He achieved a rare feat, defying monumental pressure from pro-rigging hawks in a country whose people are fundamentally undemocratic. Anyone who still harbours any doubt about the undemocratic nature of the Nigerian society should closely review the 2015 elections and witness the intimidations, bigotry, abuse, violence and even threats of genocide that went along with it.
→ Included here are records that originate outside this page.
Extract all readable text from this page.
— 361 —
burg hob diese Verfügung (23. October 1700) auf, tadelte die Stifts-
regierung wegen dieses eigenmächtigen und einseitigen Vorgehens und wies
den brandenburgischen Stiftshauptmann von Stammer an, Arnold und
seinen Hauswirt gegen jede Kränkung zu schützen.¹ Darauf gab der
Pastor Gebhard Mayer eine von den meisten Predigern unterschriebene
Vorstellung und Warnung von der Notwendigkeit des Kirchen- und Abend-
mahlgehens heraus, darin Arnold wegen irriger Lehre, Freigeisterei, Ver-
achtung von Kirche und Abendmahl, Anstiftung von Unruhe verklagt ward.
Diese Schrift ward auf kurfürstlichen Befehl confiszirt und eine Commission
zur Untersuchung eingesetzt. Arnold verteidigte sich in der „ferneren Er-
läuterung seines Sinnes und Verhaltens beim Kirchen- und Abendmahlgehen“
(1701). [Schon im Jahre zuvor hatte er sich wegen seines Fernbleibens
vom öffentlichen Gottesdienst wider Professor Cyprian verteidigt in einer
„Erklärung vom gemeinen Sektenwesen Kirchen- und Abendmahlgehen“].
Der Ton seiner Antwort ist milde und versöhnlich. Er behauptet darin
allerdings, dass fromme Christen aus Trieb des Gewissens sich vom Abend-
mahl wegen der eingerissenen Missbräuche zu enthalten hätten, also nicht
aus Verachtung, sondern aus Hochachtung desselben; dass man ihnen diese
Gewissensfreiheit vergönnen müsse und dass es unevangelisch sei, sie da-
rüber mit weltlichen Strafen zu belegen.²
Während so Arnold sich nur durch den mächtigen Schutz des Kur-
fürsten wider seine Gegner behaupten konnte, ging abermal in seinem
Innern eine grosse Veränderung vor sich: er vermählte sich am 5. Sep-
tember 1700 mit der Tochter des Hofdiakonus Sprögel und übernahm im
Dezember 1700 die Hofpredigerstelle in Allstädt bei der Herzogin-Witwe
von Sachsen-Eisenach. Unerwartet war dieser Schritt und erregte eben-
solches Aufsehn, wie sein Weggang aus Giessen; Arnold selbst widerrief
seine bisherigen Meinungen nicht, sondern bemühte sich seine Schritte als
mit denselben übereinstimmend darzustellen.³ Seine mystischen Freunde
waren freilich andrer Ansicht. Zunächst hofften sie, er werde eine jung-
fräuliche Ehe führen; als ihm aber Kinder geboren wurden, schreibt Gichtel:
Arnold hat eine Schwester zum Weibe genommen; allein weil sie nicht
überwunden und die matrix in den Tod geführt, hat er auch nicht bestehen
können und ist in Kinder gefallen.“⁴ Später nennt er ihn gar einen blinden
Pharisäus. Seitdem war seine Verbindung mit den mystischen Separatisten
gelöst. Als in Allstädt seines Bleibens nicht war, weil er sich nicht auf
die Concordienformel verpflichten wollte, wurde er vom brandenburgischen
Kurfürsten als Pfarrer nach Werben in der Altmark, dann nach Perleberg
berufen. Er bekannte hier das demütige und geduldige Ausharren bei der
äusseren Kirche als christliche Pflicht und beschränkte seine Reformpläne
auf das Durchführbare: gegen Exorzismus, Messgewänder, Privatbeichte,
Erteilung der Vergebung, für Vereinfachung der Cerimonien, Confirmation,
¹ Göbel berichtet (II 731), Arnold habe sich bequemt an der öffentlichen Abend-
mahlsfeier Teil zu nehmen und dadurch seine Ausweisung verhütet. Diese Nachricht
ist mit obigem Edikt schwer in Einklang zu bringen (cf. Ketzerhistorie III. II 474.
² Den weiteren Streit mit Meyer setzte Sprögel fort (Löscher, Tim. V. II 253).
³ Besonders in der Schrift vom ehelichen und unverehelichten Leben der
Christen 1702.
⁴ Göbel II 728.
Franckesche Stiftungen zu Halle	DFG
Even with a Buhari victory and in spite of the change slogan, the post-election period has continued to be clouded with recriminations; winner takes all triumphalism, hate speech and exclusion of those who didn’t vote for Buhari/APC. It is in this kind of patently undemocratic Nigerian environment and the added hailstorms of Nigeria’s  ethno-religious  contradictions  that Goodluck  Jonathan an incumbent president  with immense powers, stood against the buffeting winds and organised free elections leaving an indelible legacy as Nigeria’s first democratic president in the country’s chequered history.

 

Many do not yet appreciate the full scale of this selfless sacrifice in attempting to end Nigeria’s circle of electoral corruption, but when all the heated emotions have died down, the myths/lies laid bare and the dust have cleared from our eyes, Dr Goodluck Ebele Jonathan would indeed have his place in history as Nigeria’s first democratic president.